Andreessen Horowitz a souligné que nous sommes actuellement au seuil de la troisième génération d'Internet, Web3, c'est pourquoi il considère qu'il est nécessaire de formuler de nouvelles politiques sur les actifs numériques et la technologie décentralisée, qui permettent au secteur privé et aux gouvernements d'expérimenter et de construire dans la nouvelle économie numérique, avec une gestion adéquate des risques sous-jacents.
Principes de supervision DeFi intégrée
Pour encadrer la DeFi, la BRI propose tout d’abord que La conformité est assurée en lisant les données enregistrées directement dans la technologie du grand livre distribué (DLT).. L'objectif est de réduire la charge administrative des entreprises et d'augmenter la qualité, la véracité et la rapidité des données mises à la disposition de l'organisme de contrôle.
Comme principes de base, l'organisation établit également que la surveillance intégrée ne fonctionne que dans le cadre d'un cadre réglementaire global, soutenu par un système juridique efficace et des institutions de soutien.
De même, il a précisé, comme deuxième principe, que ladite supervision peut être appliquée aux marchés décentralisés qui atteignent l'objectif économique. En outre, il a indiqué que cela doit être conçu de manière à prendre en compte l'impact que toutes les actions réglementaires auront sur le marché, afin de permettre la création d'un consensus économique suffisamment solide pour empêcher toute tentative de tromper l'entité de contrôle.
Enfin, il a noté que la supervision intégrée à DeFi doit garantir que la conformité est peu coûteuse et sur un pied d'égalité pour les petites et les grandes entreprises.
DeFi institutionnel
En mars de cette année, BIS a rejoint le Cambridge Digital Assets Programme (CDAP), qui vise aider les agences et institutions gouvernementales explorer les cas d'utilisation et le potentiel des nouveaux financements qui sont construits dans le la blockchain en terrain de jeu.
Grâce au CDAP, les organisations gouvernementales et les régulateurs peuvent accéder à des données empiriques pour approfondir l’industrie de la cryptographie et améliorer leur approche réglementaire.
L’une des plus grandes préoccupations des régulateurs concernant les crypto-monnaies concerne les risques de crimes financiers et d’autres activités illicites.
Dans son document, l’organisme bancaire souligne que l’essor des cryptomonnaies a accru le risque de contournement des réglementations et normes en vigueur ; notamment celles liées à la lutte contre le blanchiment d’argent (AML) et au blanchiment d’argent.

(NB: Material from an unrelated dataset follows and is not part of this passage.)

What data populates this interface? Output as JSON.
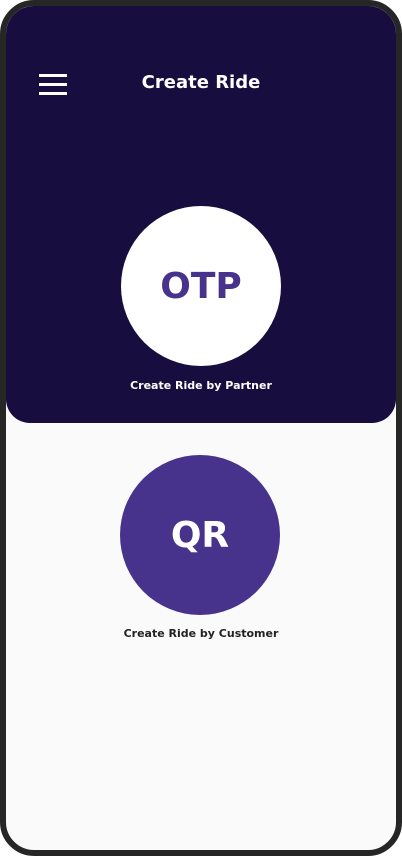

Compte tenu des risques possibles, certains protocoles financiers décentralisés, comme Aave, ont choisi de lancer des versions adaptées aux besoins des entreprises et des régulateurs, pour favoriser de manière fiable l'entrée des institutionnels dans l'écosystème financier décentralisé.
Aave Pro, par exemple, est un outil DeFi institutionnel du protocole de prêt Aave, qui intègre des contrôles Know Your Customer (KYC) pour permettre uniquement aux entreprises ayant satisfait aux vérifications correspondantes d'accéder à leurs services financiers dans la blockchain.